Architecture of non-capitalism

Why the talk is inspiring?

Drawing on his book Landscapes of Communism, in this talk Owen Hatherley will discuss the ways in which Soviet architecture and planning could be plausibly described as ‘non-capitalist’. That is, whether or not cities and buildings were produced without reference to normal capitalist drivers such as property developers, landowners, business interests and capital. An influential critique made since the 1930s is that the Soviet system was essentially ‘state capitalist’, with the bureaucracy acting as a sort of ‘general capitalist’. However, if compared with urbanism and architecture at the same time – particularly between around 1945 to 1979 in France, Finland or even the UK, strategies for doing this can seem remarkably similar. So this talk will try and find out whether this economic system created something genuinely specific in urban and architectural space through its absence of conventional monetary relations, and if so, what that was.

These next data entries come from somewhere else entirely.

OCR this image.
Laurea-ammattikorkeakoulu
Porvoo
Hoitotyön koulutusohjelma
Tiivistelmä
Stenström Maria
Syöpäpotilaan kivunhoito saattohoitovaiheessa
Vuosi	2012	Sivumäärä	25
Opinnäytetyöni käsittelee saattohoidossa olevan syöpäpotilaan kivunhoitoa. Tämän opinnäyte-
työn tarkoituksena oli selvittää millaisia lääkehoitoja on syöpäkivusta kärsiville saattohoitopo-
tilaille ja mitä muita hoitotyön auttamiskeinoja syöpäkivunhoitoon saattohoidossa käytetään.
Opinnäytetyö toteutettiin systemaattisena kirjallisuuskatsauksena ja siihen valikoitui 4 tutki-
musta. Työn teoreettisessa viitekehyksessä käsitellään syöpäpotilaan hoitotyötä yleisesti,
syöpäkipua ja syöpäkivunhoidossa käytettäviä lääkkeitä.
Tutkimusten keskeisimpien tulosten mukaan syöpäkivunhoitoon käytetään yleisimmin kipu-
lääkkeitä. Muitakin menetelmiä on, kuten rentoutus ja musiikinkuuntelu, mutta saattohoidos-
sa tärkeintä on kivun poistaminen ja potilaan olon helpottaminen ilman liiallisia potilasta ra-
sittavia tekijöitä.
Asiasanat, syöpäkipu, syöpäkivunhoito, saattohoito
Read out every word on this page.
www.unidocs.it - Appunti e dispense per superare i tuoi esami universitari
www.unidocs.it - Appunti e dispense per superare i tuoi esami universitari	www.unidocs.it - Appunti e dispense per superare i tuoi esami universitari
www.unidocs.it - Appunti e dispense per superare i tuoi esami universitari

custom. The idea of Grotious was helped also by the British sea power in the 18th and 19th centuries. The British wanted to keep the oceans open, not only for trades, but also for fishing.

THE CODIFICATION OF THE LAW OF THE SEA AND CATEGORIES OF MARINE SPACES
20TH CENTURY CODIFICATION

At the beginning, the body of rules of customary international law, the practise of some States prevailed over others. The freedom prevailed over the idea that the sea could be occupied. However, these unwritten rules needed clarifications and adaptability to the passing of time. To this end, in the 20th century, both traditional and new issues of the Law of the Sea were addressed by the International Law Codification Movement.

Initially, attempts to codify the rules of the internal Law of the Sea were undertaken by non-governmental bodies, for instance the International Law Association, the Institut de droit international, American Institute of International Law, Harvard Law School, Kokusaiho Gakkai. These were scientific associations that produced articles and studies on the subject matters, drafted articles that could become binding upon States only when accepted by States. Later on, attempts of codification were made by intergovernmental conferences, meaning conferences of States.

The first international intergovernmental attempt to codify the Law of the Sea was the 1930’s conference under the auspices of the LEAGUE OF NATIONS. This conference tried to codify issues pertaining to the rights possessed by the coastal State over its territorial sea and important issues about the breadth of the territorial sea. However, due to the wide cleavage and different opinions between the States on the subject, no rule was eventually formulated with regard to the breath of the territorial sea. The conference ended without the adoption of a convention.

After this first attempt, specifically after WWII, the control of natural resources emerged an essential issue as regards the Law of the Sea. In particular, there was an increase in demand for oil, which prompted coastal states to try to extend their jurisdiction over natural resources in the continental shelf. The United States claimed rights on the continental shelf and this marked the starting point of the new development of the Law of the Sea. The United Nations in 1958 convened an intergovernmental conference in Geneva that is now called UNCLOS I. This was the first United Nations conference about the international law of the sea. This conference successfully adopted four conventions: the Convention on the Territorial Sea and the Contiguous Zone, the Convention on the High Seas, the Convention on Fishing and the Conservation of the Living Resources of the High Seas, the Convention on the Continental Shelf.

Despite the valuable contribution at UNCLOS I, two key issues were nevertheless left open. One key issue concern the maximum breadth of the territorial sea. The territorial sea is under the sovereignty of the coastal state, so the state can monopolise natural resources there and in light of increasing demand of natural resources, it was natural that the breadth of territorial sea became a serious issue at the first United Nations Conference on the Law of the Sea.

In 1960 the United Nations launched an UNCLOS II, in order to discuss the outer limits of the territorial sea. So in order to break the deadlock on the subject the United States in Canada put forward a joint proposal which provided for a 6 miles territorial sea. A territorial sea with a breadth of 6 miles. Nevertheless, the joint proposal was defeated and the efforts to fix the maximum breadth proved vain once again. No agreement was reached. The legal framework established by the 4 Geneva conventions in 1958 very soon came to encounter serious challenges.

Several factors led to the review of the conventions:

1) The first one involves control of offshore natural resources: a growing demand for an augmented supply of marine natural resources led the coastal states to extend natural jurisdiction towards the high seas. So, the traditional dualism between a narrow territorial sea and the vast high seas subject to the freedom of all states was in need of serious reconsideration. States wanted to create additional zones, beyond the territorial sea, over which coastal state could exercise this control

The talk will be held in English and will take place on December 1st in the National Gallery of Art, Konstitucijos ave. 22, Vilnius.

Starts at 20:00. Entrance is free.



Owen Hatherley

How the speaker is exceptional?

Owen Hatherley was born in Southampton, England in 1981. He received a PhD in 2011 from Birkbeck College, London, for a thesis on Constructivism and Americanism, which was published in 2016 as The Chaplin Machine (Pluto Press). He writes regularly for Architects Journal, Architectural Review, Dezeen, the Guardian, the London Review of Books and New Humanist, and is the author of several books: Militant Modernism (Zero, 2009), A Guide to the New Ruins of Great Britain (Verso, 2010), Uncommon – An Essay on Pulp (Zero, 2011), Across the Plaza (Strelka, 2012), A New Kind of Bleak – Journeys through Urban Britain (Verso 2012), Landscapes of Communism (Penguin 2015) and The Ministry of Nostalgia (Verso, 2016). He also edited and introduced an updated edition of Ian Nairn’s Nairn’s Towns (Notting Hill Editions, 2013), and wrote texts for the exhibition Brutalust: Celebrating Post-War Southampton, at the K6 Gallery. He lives in Woolwich.


Western Marxism and the Soviet Union (Haymarket Books, 2009)

Marcel van der Linden

Why the book is worth reading?

I’m recommending this book for its compendious attempt to track the various different ways in which self-conscious ‘Marxists’ outside the USSR tried to define what exactly the Soviet Union was. Most of them seemed to agree that it wasn’t socialism or communism as they expected it – but what was it instead, what were its prospects, and – after it collapsed – what did its failure mean for anyone who thought that a system beyond capitalism was desirable or possible?